Immediately following the revolutions, Vice President Joe Biden said that Hosni Mubarak was not a dictator, but instead an ally of the United States. Protestors held up tear gas canisters used against them with the label, “Made in the U.S.A.” As Egyptians enter their second week of protests calling for a new leader, our government has endorsed its support for newly appointed Egyptian Vice President Omar Suleiman. This course of action is misguided and can only lead to further unintended consequences down the road.

Despite popular belief at home that ours is a nation “of the people, by the people, and for the people,” our track record in the Middle East and the Third World is horrendous. Rather than allow for local populations to decide their form of government, the American empire has been in the habit of supporting U.S.-friendly dictators around the globe for too long. This short-term solution creates artificial stability, but costly long-term consequences. Following decades of an oppressive U.S.-backed dictator in Iran, the aftermath of the Iranian Revolution in 1979 still has lingering effects today. Should we continue to support Mubarak and his friends, this fate is likely in Egypt.

The protests by angry citizens throughout the Middle East have done more to spread democracy than the American-led wars in Afghanistan and Iraq. Time will tell whether this is a repeat of 1989 or just a temporary breath of freedom. Eventually though, citizens will have enough of their governments, just as Mohamed Bouazizi had enough in Tunisia.

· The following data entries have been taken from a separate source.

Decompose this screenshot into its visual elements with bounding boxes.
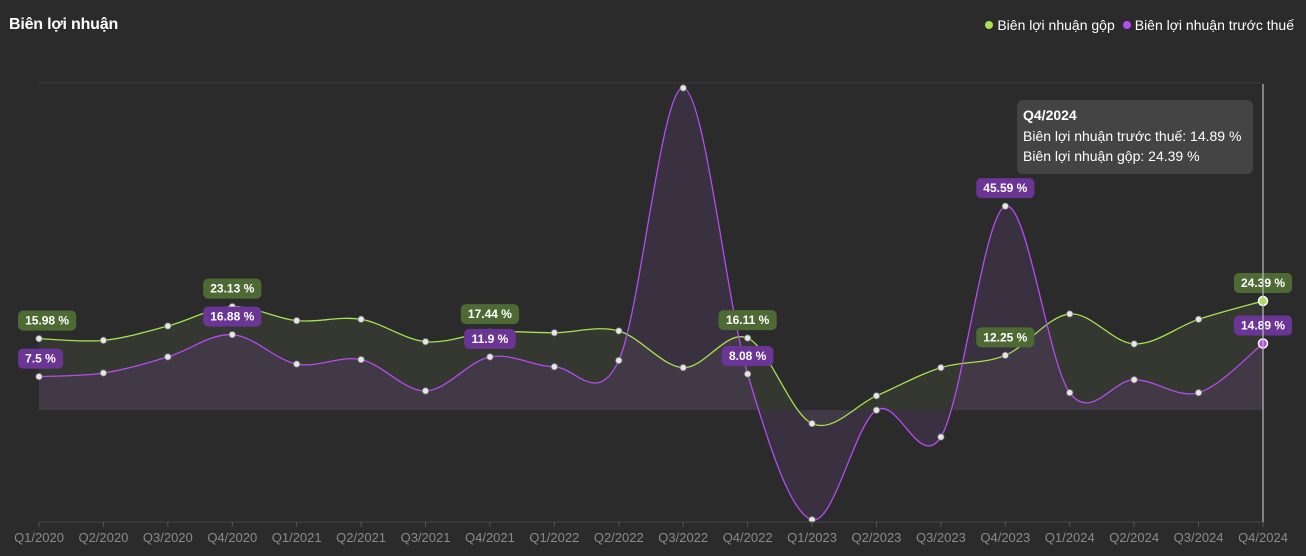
data-label-series-1-7: 11.9 % xyxy=(472,332,509,346)
point-series-0-4[interactable] xyxy=(293,317,301,325)
point-series-1-14[interactable] xyxy=(937,433,945,441)
data-label-series-1-3: 16.88 % xyxy=(210,310,254,324)
point-series-1-11[interactable] xyxy=(744,370,752,378)
point-series-0-18[interactable] xyxy=(1194,315,1203,323)
point-series-0-13[interactable] xyxy=(872,392,881,400)
data-label-series-0-11: 16.11 % xyxy=(726,313,770,327)
x-tick-label-11: Q4/2022 xyxy=(723,530,773,545)
x-tick-label-18: Q3/2024 xyxy=(1174,530,1224,545)
area-layer xyxy=(39,87,1263,521)
point-series-0-8[interactable] xyxy=(550,329,558,337)
x-tick-label-1: Q2/2020 xyxy=(78,530,128,545)
chart-tooltip: Q4/2024 Biên lợi nhuận trước thuế: 14.89… xyxy=(1017,100,1253,174)
point-series-0-1[interactable] xyxy=(99,336,108,344)
x-tick-label-16: Q1/2024 xyxy=(1045,530,1095,545)
point-series-1-6[interactable] xyxy=(421,387,430,395)
x-tick-label-17: Q2/2024 xyxy=(1109,530,1159,545)
legend-label-pretax: Biên lợi nhuận trước thuế xyxy=(1134,17,1294,33)
data-label-bg-series-1-7 xyxy=(464,328,516,349)
x-tick-label-4: Q1/2021 xyxy=(272,530,322,545)
point-series-1-18[interactable] xyxy=(1194,389,1203,397)
x-tick-label-9: Q2/2022 xyxy=(594,530,644,545)
data-label-bg-series-0-0 xyxy=(18,310,77,331)
point-series-1-4[interactable] xyxy=(293,360,301,368)
x-tick-label-10: Q3/2022 xyxy=(658,530,708,545)
point-series-0-10[interactable] xyxy=(679,364,687,372)
point-series-1-3[interactable] xyxy=(228,331,236,339)
data-label-bg-series-1-3 xyxy=(203,306,262,327)
data-label-bg-series-0-11 xyxy=(718,310,777,331)
point-series-1-8[interactable] xyxy=(550,363,558,371)
x-tick-label-0: Q1/2020 xyxy=(14,530,64,545)
data-label-bg-series-0-15 xyxy=(976,327,1035,348)
point-series-0-15[interactable] xyxy=(1001,351,1009,359)
x-tick-label-12: Q1/2023 xyxy=(787,530,837,545)
point-series-0-16[interactable] xyxy=(1066,310,1074,318)
point-series-1-10[interactable] xyxy=(679,84,687,92)
data-label-series-1-0: 7.5 % xyxy=(25,352,56,366)
x-tick-label-8: Q1/2022 xyxy=(529,530,579,545)
data-label-bg-series-1-11 xyxy=(721,345,774,366)
x-tick-label-3: Q4/2020 xyxy=(207,530,257,545)
chart-legend: Biên lợi nhuận gộp Biên lợi nhuận trước … xyxy=(985,17,1294,33)
data-label-series-1-15: 45.59 % xyxy=(983,181,1027,195)
point-series-1-9[interactable] xyxy=(615,356,623,365)
point-series-1-15[interactable] xyxy=(1001,202,1009,210)
data-label-layer: 15.98 %23.13 %17.44 % 16.11 %12.25 %24.39… xyxy=(18,178,1293,369)
x-tick-label-7: Q4/2021 xyxy=(465,530,515,545)
legend-item-pretax[interactable]: Biên lợi nhuận trước thuế xyxy=(1122,17,1294,33)
data-label-bg-series-1-15 xyxy=(976,178,1035,199)
point-series-0-11[interactable] xyxy=(744,334,752,342)
legend-label-gross: Biên lợi nhuận gộp xyxy=(997,17,1115,33)
point-series-1-17[interactable] xyxy=(1130,376,1138,384)
point-series-1-13[interactable] xyxy=(872,406,881,414)
point-series-0-0[interactable] xyxy=(35,335,43,343)
point-series-1-7[interactable] xyxy=(486,353,494,361)
point-series-0-6[interactable] xyxy=(421,338,430,346)
x-tick-label-14: Q3/2023 xyxy=(916,530,966,545)
point-series-0-12[interactable] xyxy=(808,419,816,428)
point-series-1-16[interactable] xyxy=(1066,389,1074,397)
data-label-series-0-0: 15.98 % xyxy=(25,314,69,328)
legend-item-gross[interactable]: Biên lợi nhuận gộp xyxy=(985,17,1115,33)
point-series-1-0[interactable] xyxy=(35,372,43,381)
legend-dot-pretax xyxy=(1122,21,1131,29)
x-tick-label-6: Q3/2021 xyxy=(401,530,451,545)
x-tick-label-2: Q3/2020 xyxy=(143,530,193,545)
area-series-1 xyxy=(39,87,1263,521)
point-layer xyxy=(35,84,1269,524)
point-series-0-2[interactable] xyxy=(164,322,172,330)
x-tick-label-19: Q4/2024 xyxy=(1238,530,1288,545)
legend-dot-gross xyxy=(985,21,994,29)
data-label-series-0-7: 17.44 % xyxy=(468,307,512,321)
area-series-0 xyxy=(39,301,1263,426)
data-label-series-0-15: 12.25 % xyxy=(983,330,1027,344)
data-label-bg-series-0-7 xyxy=(460,304,520,325)
x-tick-label-5: Q2/2021 xyxy=(336,530,386,545)
x-tick-label-15: Q4/2023 xyxy=(980,530,1030,545)
tooltip-title: Q4/2024 xyxy=(1023,107,1077,123)
tooltip-gross-line: Biên lợi nhuận gộp: 24.39 % xyxy=(1023,148,1200,164)
x-axis: Q1/2020 Q2/2020 Q3/2020 Q4/2020 Q1/2021 Q2/20… xyxy=(14,82,1288,545)
tooltip-pretax-line: Biên lợi nhuận trước thuế: 14.89 % xyxy=(1023,128,1242,144)
point-series-1-1[interactable] xyxy=(99,369,108,377)
point-series-1-2[interactable] xyxy=(164,353,172,361)
chart-title: Biên lợi nhuận xyxy=(9,16,119,33)
data-label-bg-series-1-0 xyxy=(18,348,63,369)
data-label-series-0-3: 23.13 % xyxy=(210,282,254,296)
x-tick-label-13: Q2/2023 xyxy=(852,530,902,545)
point-series-0-17[interactable] xyxy=(1130,340,1138,348)
point-series-0-14[interactable] xyxy=(937,364,945,372)
data-label-series-1-11: 8.08 % xyxy=(729,349,767,363)
point-series-0-5[interactable] xyxy=(357,315,365,323)
data-label-bg-series-0-3 xyxy=(203,278,262,299)
point-series-0-9[interactable] xyxy=(615,327,623,335)
point-series-1-5[interactable] xyxy=(357,355,365,364)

The United States must return towards a Jeffersonian foreign policy of “Peace, commerce and honest friendship with all nations—entangling alliances with none.” The billions of taxpayer dollars pumped into governments around the world, including Egypt, need to be shut off. Our military, located in over a hundred countries around the globe, should be brought home. We need to accept that our involvement in areas around the globe creates resentment and anti-American sentiment. Regardless of our intentions, malicious or altruistic, our presence and influence is not needed to bring peace and stability. In fact, the uprisings are in spite of our presence and support for their dictators. Today, protestors are tossing the shackles off from decades of prolonged oppression. We must make sure we are not forging the shackles.